= David Roberts (illustrator) =

British children's illustrator

David Ian Roberts (born 8 May 1970) is a British children's illustrator. He has illustrated a large number of books in both black and white and colour. His black and white work mainly features in books for older readers and he has worked with such well-known authors as Philip Ardagh (on the Eddie Dickens and Unlikely Exploits series), G.P. Taylor (on the Mariah Mundi series), Chris Priestley (on the Tales of Terror series), Mick Jackson (on Ten Sorry Tales and The Bears of England), Susan Price (on the Olly Spellmaker series), Jon Blake (on the Stinky Finger series) and Tom Baker (on The Boy Who Kicked Pigs). Mouse Noses on Toast by Daren King won the Nestle Smarties Book Prize (ages 6–8 years) in 2006, after which King and Roberts collaborated on other titles including Peter the Penguin Pioneer, Sensible Hare and the Case of Carrots and The Frightfully Friendly Ghosties series.

Roberts also creates picture books for younger readers, some in collaboration with other writers.

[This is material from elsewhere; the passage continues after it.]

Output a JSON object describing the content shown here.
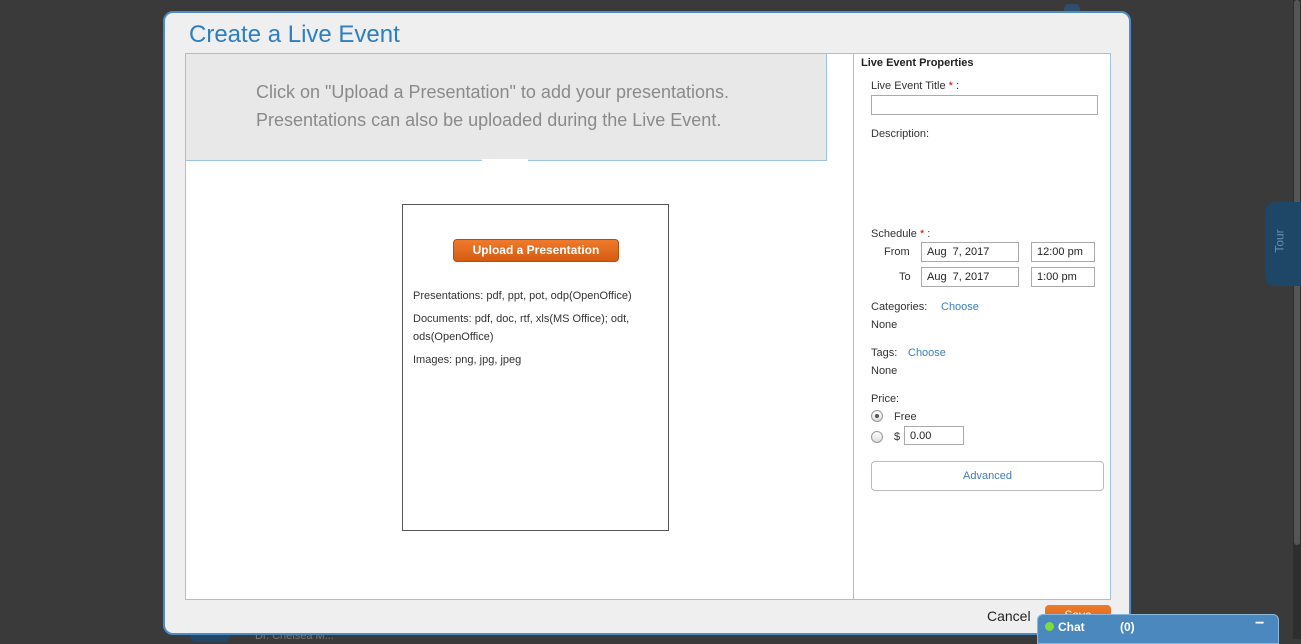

The best known may be those written by the 2011–2013 Children's Laureate, Julia Donaldson (Tyrannosaurus Drip, The Troll and most recently Jack and the Flum Flum Tree). Others include Iggy Peck, Architect by Andrea Beaty, Dear Tabby by Carolyn Crimi, Mrs Crump's Cat by Linda Smith, Hopping Mad by Michael Catchpool, Don't Say That Willy Nilly by Anna Powell and The Dunderheads by Paul Fleischman which was shortlisted for the Kate Greenaway Medal in 2010.

The Dirty Bertie character first appeared in two books penned by Roberts himself, Dirty Bertie in 2002 and Pooh! Is That You, Bertie? in 2004. Since then he has worked with Alan MacDonald to create a series for older readers with titles such as Burp, Fetch, Kiss and Pants.

His sister Lynn Roberts is also a writer and the siblings have collaborated on several retellings of fairy stories, including Rapunzel: A Groovy Fairy Tale, which was shortlisted for a Blue Peter Book Award, and Little Red: A Fizzingly Good Yarn, which was shortlisted for the Kate Greenaway Medal.

Roberts has also illustrated the series Wings & Co: The Fairy Detective Agency by Sally Gardner (Operation Bunny: the fairy detective agency's first case, Three Pickled Herrings and The Vanishing of Billy Buckle as of 2013) and the covers for a reprint of Enid Blyton's St Clare's books.

From 2015 Roberts began illustrating "The Bolds" series of books by Julian Clary.